During initial rollout, the program will still be restricted to low-income families. But the grassroots leverage applied by UP NOW is responsible for ensuring that access will be fully universal by fall 2030, and for establishing the funding via progressive income tax that makes the measure a true exercise in redistribution. The wage floor was also raised substantially, set at 135 percent of the local minimum. Lead pre-K teachers will be paid at a rate comparable to kindergarten teachers in the region, and the wage floor will also apply to assistants, which is unique — other universal programs have only set wage floors for lead teachers.
There are additional facets of the final measure that make it particularly robust. Critically, it upholds the right of teachers to unionize. Measure 26-214 also prohibits suspensions and expulsions, which can often be a vector for implicit racial bias. Schooling and care will be available in a wide variety of settings: parents can select classes and schools tailored to different teaching styles, languages and cultural environments, and times of day. All programs will adhere to Oregon’s Early Learning and Kindergarten Guidelines, which “focus on developing the whole child by addressing social-emotional skills, approaches to learning, early literacy, vocabulary, early math skills, and physical/motor development, in a playful and developmentally appropriate way” — in contrast to stultifying or high-pressure programs that undermine enthusiasm and thereby achievement.

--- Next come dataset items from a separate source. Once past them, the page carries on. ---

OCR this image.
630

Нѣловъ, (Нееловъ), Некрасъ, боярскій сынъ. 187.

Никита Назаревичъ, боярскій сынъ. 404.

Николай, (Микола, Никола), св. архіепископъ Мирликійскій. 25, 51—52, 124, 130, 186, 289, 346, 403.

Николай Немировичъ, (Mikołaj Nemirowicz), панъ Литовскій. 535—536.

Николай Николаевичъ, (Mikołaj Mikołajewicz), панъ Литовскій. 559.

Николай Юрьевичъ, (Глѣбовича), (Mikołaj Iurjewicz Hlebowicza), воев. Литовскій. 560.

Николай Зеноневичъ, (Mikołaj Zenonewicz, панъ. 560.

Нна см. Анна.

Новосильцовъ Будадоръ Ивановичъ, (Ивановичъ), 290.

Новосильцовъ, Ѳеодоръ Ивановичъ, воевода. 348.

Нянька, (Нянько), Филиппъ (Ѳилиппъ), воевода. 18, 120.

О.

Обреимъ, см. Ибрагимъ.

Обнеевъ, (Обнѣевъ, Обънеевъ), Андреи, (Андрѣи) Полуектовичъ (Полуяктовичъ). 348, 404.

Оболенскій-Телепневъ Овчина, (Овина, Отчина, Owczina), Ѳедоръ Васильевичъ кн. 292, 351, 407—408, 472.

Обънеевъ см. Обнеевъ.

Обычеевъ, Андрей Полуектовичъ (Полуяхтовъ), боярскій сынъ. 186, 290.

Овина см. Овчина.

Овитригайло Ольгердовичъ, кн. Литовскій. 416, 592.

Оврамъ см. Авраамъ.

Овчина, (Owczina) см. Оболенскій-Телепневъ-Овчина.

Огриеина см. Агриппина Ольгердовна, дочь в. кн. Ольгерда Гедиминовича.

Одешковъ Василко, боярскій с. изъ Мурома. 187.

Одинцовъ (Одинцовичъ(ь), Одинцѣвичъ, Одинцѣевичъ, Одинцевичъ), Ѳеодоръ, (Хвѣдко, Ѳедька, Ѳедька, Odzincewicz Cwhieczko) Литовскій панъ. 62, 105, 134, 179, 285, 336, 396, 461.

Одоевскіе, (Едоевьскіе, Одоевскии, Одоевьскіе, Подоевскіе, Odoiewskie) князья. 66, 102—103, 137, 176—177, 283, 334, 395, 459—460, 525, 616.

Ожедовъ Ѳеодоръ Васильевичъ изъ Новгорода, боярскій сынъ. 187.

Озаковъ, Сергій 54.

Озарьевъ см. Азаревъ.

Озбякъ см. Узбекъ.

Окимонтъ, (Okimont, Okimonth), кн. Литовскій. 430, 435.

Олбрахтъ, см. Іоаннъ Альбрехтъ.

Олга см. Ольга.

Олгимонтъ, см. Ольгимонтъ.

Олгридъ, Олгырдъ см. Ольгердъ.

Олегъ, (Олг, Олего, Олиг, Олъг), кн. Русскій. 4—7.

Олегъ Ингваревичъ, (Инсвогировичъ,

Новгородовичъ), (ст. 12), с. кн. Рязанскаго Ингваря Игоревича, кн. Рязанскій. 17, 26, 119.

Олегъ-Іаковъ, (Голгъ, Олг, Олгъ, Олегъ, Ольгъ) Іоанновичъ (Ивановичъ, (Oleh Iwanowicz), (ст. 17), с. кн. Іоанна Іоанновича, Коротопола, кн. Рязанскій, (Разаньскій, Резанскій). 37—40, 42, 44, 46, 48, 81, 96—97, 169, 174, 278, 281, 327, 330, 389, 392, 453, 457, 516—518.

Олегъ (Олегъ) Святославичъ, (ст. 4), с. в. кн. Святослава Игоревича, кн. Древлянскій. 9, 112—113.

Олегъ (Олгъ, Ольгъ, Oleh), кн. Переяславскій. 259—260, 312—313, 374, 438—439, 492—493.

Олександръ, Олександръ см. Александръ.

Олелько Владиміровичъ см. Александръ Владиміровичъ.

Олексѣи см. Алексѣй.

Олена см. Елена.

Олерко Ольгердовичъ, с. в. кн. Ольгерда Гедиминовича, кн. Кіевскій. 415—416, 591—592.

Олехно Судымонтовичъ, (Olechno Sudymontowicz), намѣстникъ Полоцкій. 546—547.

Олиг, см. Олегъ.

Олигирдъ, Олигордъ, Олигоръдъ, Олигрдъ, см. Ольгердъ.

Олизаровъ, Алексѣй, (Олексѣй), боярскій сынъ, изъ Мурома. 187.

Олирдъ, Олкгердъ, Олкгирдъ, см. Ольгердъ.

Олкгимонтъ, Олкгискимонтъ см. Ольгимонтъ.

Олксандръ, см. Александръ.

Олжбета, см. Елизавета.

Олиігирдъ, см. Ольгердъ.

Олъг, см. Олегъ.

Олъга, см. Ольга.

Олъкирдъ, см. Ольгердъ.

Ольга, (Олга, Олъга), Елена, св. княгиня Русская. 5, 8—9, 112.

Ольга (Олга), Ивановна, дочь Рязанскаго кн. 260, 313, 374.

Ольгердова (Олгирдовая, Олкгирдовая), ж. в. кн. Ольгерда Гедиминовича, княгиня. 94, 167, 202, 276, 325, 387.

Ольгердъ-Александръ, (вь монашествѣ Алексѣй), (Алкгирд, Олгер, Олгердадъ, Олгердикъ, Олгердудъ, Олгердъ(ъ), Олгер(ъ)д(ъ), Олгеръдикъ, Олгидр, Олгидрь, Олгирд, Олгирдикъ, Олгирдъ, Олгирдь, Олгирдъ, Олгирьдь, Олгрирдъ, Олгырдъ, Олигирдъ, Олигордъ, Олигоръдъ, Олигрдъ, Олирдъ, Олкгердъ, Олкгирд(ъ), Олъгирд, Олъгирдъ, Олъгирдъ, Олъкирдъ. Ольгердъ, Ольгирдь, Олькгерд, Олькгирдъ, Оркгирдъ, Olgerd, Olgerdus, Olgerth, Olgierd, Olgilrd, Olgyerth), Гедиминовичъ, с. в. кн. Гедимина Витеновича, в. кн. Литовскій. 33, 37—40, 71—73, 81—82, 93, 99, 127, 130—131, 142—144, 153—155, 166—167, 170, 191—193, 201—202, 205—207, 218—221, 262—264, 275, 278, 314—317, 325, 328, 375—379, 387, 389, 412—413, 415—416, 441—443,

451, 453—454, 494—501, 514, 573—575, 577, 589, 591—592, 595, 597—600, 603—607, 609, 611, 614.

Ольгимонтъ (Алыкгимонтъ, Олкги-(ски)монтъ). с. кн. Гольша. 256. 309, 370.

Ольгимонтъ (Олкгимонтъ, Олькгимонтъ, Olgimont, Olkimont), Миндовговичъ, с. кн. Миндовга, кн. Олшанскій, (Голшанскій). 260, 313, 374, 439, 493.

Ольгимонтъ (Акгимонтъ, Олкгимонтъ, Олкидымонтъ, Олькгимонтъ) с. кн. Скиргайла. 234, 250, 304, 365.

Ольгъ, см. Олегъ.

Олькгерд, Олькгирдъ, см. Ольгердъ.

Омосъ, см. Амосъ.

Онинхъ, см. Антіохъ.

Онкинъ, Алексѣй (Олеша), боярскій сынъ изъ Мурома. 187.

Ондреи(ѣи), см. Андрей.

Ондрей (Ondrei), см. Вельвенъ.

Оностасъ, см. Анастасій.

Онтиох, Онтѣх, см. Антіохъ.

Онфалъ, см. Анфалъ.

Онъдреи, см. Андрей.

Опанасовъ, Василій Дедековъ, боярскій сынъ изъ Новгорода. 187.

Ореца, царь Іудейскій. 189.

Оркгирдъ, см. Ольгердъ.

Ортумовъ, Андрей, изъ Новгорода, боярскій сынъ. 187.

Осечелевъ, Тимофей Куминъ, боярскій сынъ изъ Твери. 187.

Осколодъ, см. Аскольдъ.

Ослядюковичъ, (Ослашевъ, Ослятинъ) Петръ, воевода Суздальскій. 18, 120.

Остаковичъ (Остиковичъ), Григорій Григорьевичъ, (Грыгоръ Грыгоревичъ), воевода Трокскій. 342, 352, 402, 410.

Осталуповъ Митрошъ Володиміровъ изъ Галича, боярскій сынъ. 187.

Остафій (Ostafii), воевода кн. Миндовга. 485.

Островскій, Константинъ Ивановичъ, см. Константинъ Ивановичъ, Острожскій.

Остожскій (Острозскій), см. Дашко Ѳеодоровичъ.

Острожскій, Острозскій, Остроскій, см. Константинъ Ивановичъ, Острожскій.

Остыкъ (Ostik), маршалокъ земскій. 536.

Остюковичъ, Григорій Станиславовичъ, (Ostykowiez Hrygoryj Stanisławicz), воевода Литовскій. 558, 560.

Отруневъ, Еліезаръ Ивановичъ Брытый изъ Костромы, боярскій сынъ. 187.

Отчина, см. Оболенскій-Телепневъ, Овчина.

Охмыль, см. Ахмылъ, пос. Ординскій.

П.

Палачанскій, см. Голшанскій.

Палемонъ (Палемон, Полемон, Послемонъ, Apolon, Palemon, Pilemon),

All these stipulations were carefully designed to sidestep the pitfalls that have compromised other preschool programs. For now, because of the strident demands of socialists and activists, Measure 26-214 is the only proposal in the country that reaches this far in its ambitions. Because of its resounding success at the ballot box, as the program is rolled out, Multnomah County will now serve as a testbed — a microcosm of what U.S. education might look like if we began to commit to the kind of civic endeavors that deliver outsize benefits to society at large, and to disadvantaged and working-class people in particular. Implementing a genuinely egalitarian early education program at national scale would be an enormous challenge, but Multnomah preschools may come to serve as a paradigmatic example, as they will strive for the ideals of true universality, high-quality curricula, socioeconomic justice and fair teacher pay. At the very least, the passage of this measure will improve the circumstances of thousands of children and families in Oregon. It’s a testament to the appeal of and dire need for these kinds of programs that voters so overwhelmingly approved it. And now, Multnomah County will have the chance to stand as an exemplar of the promise of radical equality inherent in universal preschool.
Note: This article has been updated to incorporate the electoral results concerning the ballot measure.
*Disclosure: The author of this piece is a member of the Portland chapter of the Democratic Socialists of America.